Except the bill. I expected this, prices were clearly posted, I'm casting no shade. Except to note that this meal--and I've had very similar meals, often with a soup course or something before, several times in Hong Kong--cost $242 HKD. That is, according to the Internet right now $31.07 USD. So, wow. Again I am not casting shade on Yun Kee -- if its age and location and clientele can support those prices, charge those prices I guess. But it's such a striking difference, paying over 3x what you're used to for the same kind of food.

I won't let it deter me from exploration on this trip, though. That would be a real shame: to let what will ultimately be a marginal difference of like a hundred-bucks (between "would've paid" and "did pay", over the few meals I'll be able to get on my own) stifle this chance to get out and explore this great city. Just: different areas, different markets. Cities, economies!

Anyway that's my review of Yun Kee: it is a nice Hong Kong eatery-type place that costs ~3x what such a place needs to, in my view, but I get it.

This Gathering of Peddlers What Was It?
At the corner of Connaught Place and Pedder Street, underneath these pedestrian overpasses with traffic rushing by in this kind of thick, congested chunk of city, I saw this.
I had no idea what it was. What I saw, since I know this is not a great photo, is two big clusters (this cluster continued behind me, and there was another cluster on the other side of the street) of people of mixed ethnicities (meaning, different people of different ethnicities: Chinese, Filipino, perhaps Vietnamese as well) kind of strapping up those characteristic big multicolored plastic satchels you see here. Really strapping 'em up: circling them with duct tape and all of that. The pedestrians moved through them as though this were an ordinary thing. Ten seconds of Internet research hasn't helped me understand what was happening here; my preliminary thoughts were that these folks were either hawkers gathering up their unsold wares for the day, either from a market that had been here or elsewhere, or that they were the consumers of such goods, having bought what looked to me like a big bunch of tchotchkes per person (I only got a glance at the goods, which looked like street vendor tchotchkes to me; certainly there were a lot of them per person), that they were now packing up to maybe take on the ferry? (This is across the street from a big ferry terminal). But: I have no idea! Anyway, it was thick and fun.

Restaurants So Far
Zooooooooom. Audible! This section was going to be "my list of places I want to go on this trip", but honestly...who knows if I'll even keep to this vague 'list', right? Lemme just tell you about the places I've been so far.

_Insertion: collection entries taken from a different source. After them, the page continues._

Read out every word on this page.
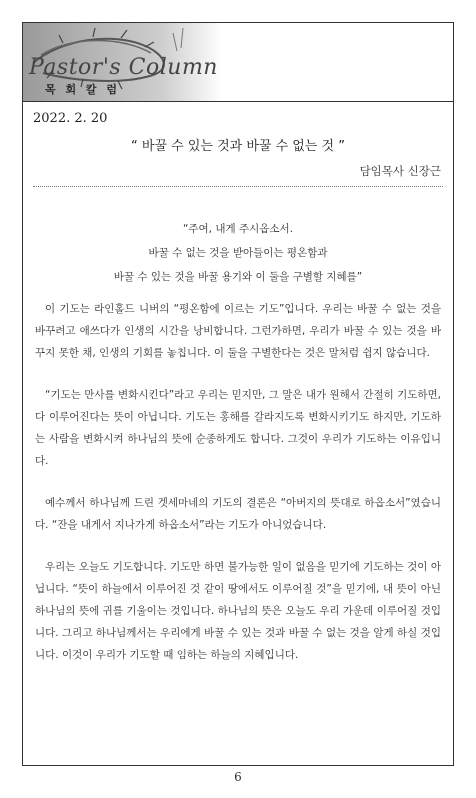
Pastor's Column
목 회 칼 럼
2022. 2. 20
“ 바꿀 수 있는 것과 바꿀 수 없는 것 ”
담임목사 신장근
“주여, 내게 주시옵소서.
바꿀 수 없는 것을 받아들이는 평온함과
바꿀 수 있는 것을 바꿀 용기와 이 둘을 구별할 지혜를”

이 기도는 라인홀드 니버의 “평온함에 이르는 기도”입니다. 우리는 바꿀 수 없는 것을 바꾸려고 애쓰다가 인생의 시간을 낭비합니다. 그런가하면, 우리가 바꿀 수 있는 것을 바꾸지 못한 채, 인생의 기회를 놓칩니다. 이 둘을 구별한다는 것은 말처럼 쉽지 않습니다.

“기도는 만사를 변화시킨다”라고 우리는 믿지만, 그 말은 내가 원해서 간절히 기도하면, 다 이루어진다는 뜻이 아닙니다. 기도는 홍해를 갈라지도록 변화시키기도 하지만, 기도하는 사람을 변화시켜 하나님의 뜻에 순종하게도 합니다. 그것이 우리가 기도하는 이유입니다.

예수께서 하나님께 드린 겟세마네의 기도의 결론은 “아버지의 뜻대로 하옵소서”였습니다. “잔을 내게서 지나가게 하옵소서”라는 기도가 아니었습니다.

우리는 오늘도 기도합니다. 기도만 하면 불가능한 일이 없음을 믿기에 기도하는 것이 아닙니다. “뜻이 하늘에서 이루어진 것 같이 땅에서도 이루어질 것”을 믿기에, 내 뜻이 아닌 하나님의 뜻에 귀를 기울이는 것입니다. 하나님의 뜻은 오늘도 우리 가운데 이루어질 것입니다. 그리고 하나님께서는 우리에게 바꿀 수 있는 것과 바꿀 수 없는 것을 알게 하실 것입니다. 이것이 우리가 기도할 때 임하는 하늘의 지혜입니다.

6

Yun Kee -- dun. See Above.

Mott32 -- bit of a cheat here. This is not the kind of place I'd dismiss out of hand on its merits; a chic upscale take on Cantonese cuisine that's largely well reviewed sounds nice to me. But it's very expensive, the "chic" part doesn't actually interest me, etc. So I'd usually not put this on the list; but I had dinner with my senior colleague last night and he suggested it and we went there so I'm adding it to my list since I did it -- and certainly, it wasn't overrated or anything. It was really tasty Cantonese food that was very expensive but also very good, so y'know: that thing.

Y'know what THAT'S IT. Sorry, I know this post doesn't have much of a thrust or conceit or point, but I love HK and I like sharing it with the like 11.2 people I imagine reading this blog (hi, mom). As more interesting stuff happens, I will report back; or if I do any really awesome navel-gazing that I feel impelled to share.